Buoyed by ongoing population growth, multi-unit residential properties continue to be the strongest sector in the Edmonton commercial real estate market. In the absence of larger institutional players in city’s multi-family asset class, mid-size investors and private buyers are playing an increasingly important role in expansion. Private developers, in partnership with local government, are committed to increasing the city’s rental housing stock in areas close to the University of Alberta, McEwan and Concordia as demand continues to exceed supply. According to Statistics Canada’s Annual demographic estimates, census metropolitan areas and census agglomerations: Interactive dashboard, Edmonton’s population topped 1.6 million in July 2024. Just over 72,500 new residents were welcomed between July 2023 and July 2024, an increase of almost five per cent. Tight market conditions continue to impact rental rates, with prices edging higher. In its May 2025 rental report, Urbanation Inc. and Rentals.ca Network data noted that Edmonton was one of only two major markets to report an upswing in rental rates that brought the average value for rentals to just over $1,500 a month.

Favourable funding available through the Canada Mortgage and Housing Corporation (CMHC) has also contributed to the upswing in multi-family construction in recent years through the federal government’s Housing Accelerator Fund. Five-per-cent down payments, the ability to finance at favourable rates and longer amortization periods have incentivized many investors, although the inability to pull out equity and refinance projects has proven problematic to some.

A record number of purpose-built rentals were added to the market in 2024, relieving some of the pressure on the city’s vacancy rate.

Edmonton commercial real estate overview 2025

A zoning by-law introduced in Edmonton in 2024, designed to improve affordability and accommodate population growth, has also encouraged the development of smaller investment properties with up to eight units on infill land in designated residential zones. The on-going effort to increase the city’s housing supply is supported by Edmonton’s Land Development team responsible for delivering residential land for sale in greenfield and infill neighbourhoods. Nine residential land development projects, in various stages from analysis to sales, are currently underway.

Retail redefines itself in the suburbs

Both institutional and private investors are behind robust demand for purpose-built retail centres in both new and established neighbourhoods. As the city continues to grow, there has been an uptick in demand, especially in newer suburban neighbourhoods, where there is a need for retail strip centres. Anchored by essential retail such as grocery or banks, the remaining tenant mix in today’s retail centres has shifted from the past, with service-based retail including healthcare centres such as chiropractors, dentists, and physio, dominating the landscape.

High-traffic areas continue to resonate with smaller retailers who are willing to pay a premium for greater exposure, but prime locations are hard to find. Given the shift to online shopping, foot traffic in local malls has subsided in recent years, with a notable turnover in tenants. Future development projects are complementing some existing properties, as is the case with Mill Woods Town Centre. The property has been renovated, with a grocery store scheduled to open in August, while construction will begin on two 22-storey towers this year.
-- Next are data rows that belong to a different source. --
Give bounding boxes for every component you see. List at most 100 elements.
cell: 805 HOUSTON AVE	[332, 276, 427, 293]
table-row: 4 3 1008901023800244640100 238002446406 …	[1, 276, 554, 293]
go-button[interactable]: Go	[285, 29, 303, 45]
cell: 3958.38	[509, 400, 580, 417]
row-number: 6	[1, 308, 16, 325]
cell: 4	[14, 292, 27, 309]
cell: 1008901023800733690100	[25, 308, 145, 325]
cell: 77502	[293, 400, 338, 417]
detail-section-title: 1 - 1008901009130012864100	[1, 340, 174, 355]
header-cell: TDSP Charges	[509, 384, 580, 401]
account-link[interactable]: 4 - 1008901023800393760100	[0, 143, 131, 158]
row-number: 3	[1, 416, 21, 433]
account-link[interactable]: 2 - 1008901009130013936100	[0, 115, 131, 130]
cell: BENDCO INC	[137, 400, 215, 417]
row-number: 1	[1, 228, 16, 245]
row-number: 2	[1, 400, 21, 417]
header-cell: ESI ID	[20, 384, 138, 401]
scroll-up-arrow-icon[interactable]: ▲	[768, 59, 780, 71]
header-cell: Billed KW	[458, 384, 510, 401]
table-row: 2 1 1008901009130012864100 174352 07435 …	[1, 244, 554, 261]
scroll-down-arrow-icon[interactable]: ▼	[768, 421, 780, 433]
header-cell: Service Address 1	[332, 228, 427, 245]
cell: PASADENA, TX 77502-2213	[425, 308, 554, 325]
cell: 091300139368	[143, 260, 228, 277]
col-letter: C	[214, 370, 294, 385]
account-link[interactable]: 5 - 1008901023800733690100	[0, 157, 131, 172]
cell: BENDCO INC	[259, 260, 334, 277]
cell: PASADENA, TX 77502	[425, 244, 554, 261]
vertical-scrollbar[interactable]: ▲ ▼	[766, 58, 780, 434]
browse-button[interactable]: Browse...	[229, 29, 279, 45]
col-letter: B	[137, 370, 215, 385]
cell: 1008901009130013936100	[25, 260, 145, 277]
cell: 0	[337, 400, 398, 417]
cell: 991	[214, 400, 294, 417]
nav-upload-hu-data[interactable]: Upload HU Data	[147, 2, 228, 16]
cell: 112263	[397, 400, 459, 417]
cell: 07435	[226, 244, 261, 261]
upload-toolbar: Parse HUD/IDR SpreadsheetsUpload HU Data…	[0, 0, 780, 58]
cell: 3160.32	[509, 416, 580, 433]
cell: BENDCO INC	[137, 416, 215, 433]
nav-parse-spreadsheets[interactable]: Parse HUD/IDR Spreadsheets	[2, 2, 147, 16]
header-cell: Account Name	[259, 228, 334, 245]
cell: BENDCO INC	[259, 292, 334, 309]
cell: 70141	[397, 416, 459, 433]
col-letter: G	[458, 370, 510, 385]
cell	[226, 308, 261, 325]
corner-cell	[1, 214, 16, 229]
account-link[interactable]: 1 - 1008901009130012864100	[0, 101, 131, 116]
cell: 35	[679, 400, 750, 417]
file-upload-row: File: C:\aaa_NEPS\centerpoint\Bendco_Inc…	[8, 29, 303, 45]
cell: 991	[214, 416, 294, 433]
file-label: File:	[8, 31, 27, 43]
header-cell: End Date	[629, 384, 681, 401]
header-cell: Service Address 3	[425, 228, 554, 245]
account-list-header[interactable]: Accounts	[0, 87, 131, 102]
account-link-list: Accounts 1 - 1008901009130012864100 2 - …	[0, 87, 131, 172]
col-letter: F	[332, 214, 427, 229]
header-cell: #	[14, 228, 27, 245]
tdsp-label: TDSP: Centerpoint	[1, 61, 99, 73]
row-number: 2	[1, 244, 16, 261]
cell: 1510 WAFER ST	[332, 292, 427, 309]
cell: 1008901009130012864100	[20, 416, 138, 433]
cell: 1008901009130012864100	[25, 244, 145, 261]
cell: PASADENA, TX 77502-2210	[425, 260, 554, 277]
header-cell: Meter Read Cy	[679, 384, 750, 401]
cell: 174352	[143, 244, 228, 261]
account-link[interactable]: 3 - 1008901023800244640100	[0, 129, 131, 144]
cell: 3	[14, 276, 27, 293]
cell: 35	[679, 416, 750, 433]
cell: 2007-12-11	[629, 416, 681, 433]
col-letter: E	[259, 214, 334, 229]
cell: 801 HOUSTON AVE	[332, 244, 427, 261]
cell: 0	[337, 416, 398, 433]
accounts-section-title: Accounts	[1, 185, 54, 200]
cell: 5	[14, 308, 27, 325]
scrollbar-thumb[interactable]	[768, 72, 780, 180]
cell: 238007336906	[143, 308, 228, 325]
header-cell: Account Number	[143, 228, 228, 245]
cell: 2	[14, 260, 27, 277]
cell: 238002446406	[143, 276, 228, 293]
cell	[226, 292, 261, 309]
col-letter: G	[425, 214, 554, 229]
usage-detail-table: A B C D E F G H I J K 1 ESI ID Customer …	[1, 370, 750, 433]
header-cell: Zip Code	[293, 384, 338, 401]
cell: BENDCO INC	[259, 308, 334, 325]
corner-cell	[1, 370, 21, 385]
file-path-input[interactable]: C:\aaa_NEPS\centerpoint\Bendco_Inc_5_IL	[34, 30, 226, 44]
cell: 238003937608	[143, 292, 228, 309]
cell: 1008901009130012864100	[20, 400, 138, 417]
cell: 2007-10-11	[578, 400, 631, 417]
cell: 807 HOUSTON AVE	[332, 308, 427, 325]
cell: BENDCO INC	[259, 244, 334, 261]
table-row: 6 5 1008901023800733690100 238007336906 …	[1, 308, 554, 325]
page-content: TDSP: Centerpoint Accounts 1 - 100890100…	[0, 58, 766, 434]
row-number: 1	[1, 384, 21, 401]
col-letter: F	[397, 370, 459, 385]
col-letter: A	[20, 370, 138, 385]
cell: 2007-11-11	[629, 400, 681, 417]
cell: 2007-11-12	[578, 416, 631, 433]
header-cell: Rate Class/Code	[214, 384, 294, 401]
West Edmonton continues to be a popular destination for local and out-of-province shoppers, now offering with 800 stores and services, 100 places to eat, two hotels and 12 attractions.

Industrial tightens; office market still lags

Logistics, manufacturing, energy-related businesses and support services are driving demand for industrial product throughout Edmonton and the surrounding communities. Availability rates continued to track downward in the first quarter of 2025, according to Altus Group, down .80 basis points from the same period in 2024. However, an influx of new product is expected to place upward pressure on vacancy rates in the latter half of the year. Acheson remains Edmonton’s tightest industrial market, but with Parkland County rezoning parts of the industrial area to accommodate more light- and medium-use industrial, availability is expected to increase.

The office segment continues to be the weakest of all asset classes in Edmonton, with Altus Group placing availability rates at 19.7 per cent. The Stantec Tower and National Bank Centre (the former Manulife Place) continue to draw Class AA+ office tenants, while B- and C-class buildings are struggling to find prospective tenants. With some buildings half empty, landlords are offering lower lease rates and incentives, while others are offering month-to-month rentals. Unfortunately, despite these efforts, the occupancy is too low to make debt service coverage, despite an 80-per-cent return of remote and hybrid workers to the downtown core. Demand for office space is stronger in central Edmonton and is expected to strengthen further as urban sprawl continues.

Edmonton’s commercial real estate market continues to be underpinned by strong economic fundamentals across a diverse array of sectors, including energy and sustainability, technology and innovation, health and life sciences, and agriculture. With a promising outlook in store for 2025, driven by robust population growth and significant investments in real estate and infrastructure, the city is expected to continue attracting investors.